Ольга Сконечная - Русский параноидальный роман. Федор Сологуб, Андрей Белый, Владимир Набоков
Полускрытый масонский сюжет «Защиты Лужина» вписывается в бартовские «мифологии». Пусть Барт обращался к буржуазно-пропагандистским мифам, а Набоков – к параноидально-разоблачительным – механизм их, сформулированный французским писателем в 1950-х годах, один и тот же. За множественностью «означающих»: уединенной интеллектуальной работой, скажем, шахматами, за принадлежностью необычной профессии, за таинственным родом способностей или странными братскими узами кроется единое «означаемое», по Барту, интенциональный «концепт» заговора. Барт говорит, что миф есть «похищенный язык»[635]: концепт теснит означающее, внешний, очевидный, буквальный «смысл». Последний столь беден и формален, что как будто сам взывает к более глубокому толкованию, к попытке заглянуть за его поверхность.

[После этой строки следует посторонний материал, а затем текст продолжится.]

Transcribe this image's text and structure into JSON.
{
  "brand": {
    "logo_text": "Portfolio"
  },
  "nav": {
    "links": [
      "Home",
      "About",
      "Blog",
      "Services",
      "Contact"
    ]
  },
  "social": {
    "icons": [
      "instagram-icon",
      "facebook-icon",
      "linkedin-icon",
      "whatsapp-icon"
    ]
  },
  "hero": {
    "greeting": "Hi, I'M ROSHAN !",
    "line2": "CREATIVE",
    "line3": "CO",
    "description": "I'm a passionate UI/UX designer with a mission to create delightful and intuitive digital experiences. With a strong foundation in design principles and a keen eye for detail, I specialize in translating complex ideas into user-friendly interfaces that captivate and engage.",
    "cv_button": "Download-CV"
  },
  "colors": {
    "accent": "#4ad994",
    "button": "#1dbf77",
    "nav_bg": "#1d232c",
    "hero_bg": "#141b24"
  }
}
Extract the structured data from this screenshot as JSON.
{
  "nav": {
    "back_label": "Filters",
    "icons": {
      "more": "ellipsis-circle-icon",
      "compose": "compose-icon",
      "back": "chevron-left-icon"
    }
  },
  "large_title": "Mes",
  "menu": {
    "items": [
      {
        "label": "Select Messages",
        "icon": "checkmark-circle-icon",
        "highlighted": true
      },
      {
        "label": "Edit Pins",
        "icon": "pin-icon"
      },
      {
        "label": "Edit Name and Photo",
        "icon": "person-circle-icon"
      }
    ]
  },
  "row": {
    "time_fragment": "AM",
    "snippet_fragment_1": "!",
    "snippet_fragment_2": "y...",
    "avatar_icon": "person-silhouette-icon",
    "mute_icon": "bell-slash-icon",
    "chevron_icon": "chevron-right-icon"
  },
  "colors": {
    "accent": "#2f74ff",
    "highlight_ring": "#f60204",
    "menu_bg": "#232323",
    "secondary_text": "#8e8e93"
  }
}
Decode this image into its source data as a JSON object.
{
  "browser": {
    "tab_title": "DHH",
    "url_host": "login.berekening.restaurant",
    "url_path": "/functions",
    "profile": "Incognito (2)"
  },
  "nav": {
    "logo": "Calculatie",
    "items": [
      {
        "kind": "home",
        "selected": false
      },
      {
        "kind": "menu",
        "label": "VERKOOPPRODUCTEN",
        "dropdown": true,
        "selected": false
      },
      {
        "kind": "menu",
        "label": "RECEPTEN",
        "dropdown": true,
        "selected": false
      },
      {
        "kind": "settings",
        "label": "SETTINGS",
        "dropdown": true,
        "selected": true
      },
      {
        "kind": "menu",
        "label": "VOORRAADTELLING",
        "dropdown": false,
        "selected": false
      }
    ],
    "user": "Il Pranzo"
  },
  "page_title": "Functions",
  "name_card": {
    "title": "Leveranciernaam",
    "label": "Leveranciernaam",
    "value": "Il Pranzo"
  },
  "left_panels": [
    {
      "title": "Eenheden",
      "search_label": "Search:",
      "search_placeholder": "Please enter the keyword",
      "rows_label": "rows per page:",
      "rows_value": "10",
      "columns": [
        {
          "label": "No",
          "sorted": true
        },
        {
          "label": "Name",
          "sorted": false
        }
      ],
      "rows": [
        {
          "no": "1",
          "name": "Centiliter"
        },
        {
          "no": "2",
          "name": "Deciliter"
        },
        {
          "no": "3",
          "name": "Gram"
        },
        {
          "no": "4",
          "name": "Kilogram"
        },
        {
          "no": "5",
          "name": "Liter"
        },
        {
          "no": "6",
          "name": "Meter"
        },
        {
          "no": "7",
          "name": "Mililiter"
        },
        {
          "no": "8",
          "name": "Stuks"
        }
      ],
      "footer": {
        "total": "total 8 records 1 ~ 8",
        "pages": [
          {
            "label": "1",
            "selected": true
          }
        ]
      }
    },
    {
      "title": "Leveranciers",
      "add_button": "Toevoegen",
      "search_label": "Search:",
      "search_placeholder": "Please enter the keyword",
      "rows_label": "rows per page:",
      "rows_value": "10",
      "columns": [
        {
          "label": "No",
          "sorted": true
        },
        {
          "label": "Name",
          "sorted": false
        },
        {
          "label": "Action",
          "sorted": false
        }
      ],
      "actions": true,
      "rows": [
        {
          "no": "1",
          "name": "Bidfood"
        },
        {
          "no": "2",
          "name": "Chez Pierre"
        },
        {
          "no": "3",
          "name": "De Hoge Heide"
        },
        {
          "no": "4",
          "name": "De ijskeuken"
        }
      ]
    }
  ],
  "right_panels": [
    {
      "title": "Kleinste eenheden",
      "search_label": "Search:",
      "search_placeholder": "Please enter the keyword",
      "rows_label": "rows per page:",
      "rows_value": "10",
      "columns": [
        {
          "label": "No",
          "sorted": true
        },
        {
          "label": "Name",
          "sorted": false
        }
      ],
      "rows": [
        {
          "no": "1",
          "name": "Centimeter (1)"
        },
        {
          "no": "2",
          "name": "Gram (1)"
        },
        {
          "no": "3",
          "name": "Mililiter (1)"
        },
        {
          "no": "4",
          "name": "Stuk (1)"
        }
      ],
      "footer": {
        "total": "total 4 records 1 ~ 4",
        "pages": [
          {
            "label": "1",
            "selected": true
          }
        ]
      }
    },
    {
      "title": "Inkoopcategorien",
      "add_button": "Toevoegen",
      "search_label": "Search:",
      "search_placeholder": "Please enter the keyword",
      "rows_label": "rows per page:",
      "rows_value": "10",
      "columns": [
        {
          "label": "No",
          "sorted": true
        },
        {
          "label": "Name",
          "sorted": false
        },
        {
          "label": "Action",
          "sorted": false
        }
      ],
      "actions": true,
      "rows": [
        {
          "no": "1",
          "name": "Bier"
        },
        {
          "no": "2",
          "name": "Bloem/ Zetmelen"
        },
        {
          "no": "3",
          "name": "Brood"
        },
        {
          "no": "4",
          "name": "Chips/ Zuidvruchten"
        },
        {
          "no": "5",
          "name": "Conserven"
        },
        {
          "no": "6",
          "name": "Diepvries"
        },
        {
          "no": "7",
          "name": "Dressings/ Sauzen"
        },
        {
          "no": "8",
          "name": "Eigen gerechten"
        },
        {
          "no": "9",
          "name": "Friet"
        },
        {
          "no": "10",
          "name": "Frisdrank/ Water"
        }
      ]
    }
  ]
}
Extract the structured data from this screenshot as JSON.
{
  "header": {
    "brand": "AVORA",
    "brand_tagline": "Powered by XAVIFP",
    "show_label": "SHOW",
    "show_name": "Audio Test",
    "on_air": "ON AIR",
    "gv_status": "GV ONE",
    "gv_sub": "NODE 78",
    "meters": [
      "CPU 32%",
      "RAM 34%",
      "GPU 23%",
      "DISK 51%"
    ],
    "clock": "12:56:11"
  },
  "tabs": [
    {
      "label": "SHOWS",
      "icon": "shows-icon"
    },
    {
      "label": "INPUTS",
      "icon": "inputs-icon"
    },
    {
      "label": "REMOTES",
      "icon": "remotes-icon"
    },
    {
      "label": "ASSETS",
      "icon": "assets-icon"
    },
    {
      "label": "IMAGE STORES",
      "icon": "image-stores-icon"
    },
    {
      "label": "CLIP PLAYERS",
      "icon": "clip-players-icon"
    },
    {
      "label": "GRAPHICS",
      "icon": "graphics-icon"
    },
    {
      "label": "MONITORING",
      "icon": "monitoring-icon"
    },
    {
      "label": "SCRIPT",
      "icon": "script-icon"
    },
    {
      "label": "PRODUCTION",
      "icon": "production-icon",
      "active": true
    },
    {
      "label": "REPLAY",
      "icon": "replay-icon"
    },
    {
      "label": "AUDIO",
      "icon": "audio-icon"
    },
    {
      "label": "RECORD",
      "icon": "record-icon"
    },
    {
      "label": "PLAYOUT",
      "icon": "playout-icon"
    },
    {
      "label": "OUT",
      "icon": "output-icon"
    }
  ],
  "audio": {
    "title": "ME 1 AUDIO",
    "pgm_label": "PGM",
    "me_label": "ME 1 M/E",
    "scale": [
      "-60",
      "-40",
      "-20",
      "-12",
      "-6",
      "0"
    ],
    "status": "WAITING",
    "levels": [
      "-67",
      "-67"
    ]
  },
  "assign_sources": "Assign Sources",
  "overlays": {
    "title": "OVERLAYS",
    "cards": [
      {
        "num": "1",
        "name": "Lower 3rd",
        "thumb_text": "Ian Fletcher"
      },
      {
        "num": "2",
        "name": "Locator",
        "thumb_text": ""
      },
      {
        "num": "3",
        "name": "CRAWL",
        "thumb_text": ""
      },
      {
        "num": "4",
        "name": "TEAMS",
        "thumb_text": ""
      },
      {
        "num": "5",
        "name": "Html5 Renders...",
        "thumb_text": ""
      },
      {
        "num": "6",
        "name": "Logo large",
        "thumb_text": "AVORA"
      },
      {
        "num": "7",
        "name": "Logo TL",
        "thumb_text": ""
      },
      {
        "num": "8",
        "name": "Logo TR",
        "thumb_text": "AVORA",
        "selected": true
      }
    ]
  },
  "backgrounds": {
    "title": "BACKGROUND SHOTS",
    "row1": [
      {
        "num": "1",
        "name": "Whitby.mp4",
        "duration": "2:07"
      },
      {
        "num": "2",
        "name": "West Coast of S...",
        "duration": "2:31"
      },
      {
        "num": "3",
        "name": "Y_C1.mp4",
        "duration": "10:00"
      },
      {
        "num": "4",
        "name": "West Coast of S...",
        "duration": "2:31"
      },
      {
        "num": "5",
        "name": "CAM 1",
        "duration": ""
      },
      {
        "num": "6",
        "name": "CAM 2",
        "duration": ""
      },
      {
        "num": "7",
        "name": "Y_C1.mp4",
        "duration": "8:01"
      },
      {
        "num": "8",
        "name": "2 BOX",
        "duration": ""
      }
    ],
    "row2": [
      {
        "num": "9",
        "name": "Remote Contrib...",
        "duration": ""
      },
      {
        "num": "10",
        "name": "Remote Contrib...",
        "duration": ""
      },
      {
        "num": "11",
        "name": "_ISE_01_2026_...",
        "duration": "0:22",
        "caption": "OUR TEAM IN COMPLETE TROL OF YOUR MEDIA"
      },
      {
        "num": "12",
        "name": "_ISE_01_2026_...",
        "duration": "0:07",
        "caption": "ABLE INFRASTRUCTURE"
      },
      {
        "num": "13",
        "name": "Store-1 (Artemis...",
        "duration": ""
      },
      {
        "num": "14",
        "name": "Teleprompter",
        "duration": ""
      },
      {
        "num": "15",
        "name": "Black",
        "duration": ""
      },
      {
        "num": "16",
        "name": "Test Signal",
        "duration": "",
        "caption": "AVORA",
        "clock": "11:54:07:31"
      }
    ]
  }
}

В то же время он маскирует насильственность этого толкования, «концепта», который притворяется естественным и невинным. Барт подчеркивает, что миф невозможно разрушить изнутри – оспорить его, продемонстрировать его неправду. Можно лишь надстроить над ним еще одну семиологическую систему, использовать как материал для создания нового мифа. Так, по Барту, поступает Флобер. Так же поступил и любитель Флобера Набоков. Масонский концепт, забрасываемый в шахматное означающее сообразительными родственниками невесты и будто поддержанный в самом тексте, делается тем же похищенным прикрытием, взятым внаем обиталищем, в котором незаметно обосновался новый жилец.
«Я» и «он»: «Соглядатай»
Герой повести, бедный эмигрант и неудачливый любовник, страдает от беззащитной непрочности собственного бытия, которое видит «плохоньким» повторением своей, также незначительной, русской жизни. «Покончив с собой» и оказавшись в мире, очень похожем на прежний, он пытается найти собственную основу, «тайну», бессмертный подлинник. В призрачном Берлине он ищет себя самого.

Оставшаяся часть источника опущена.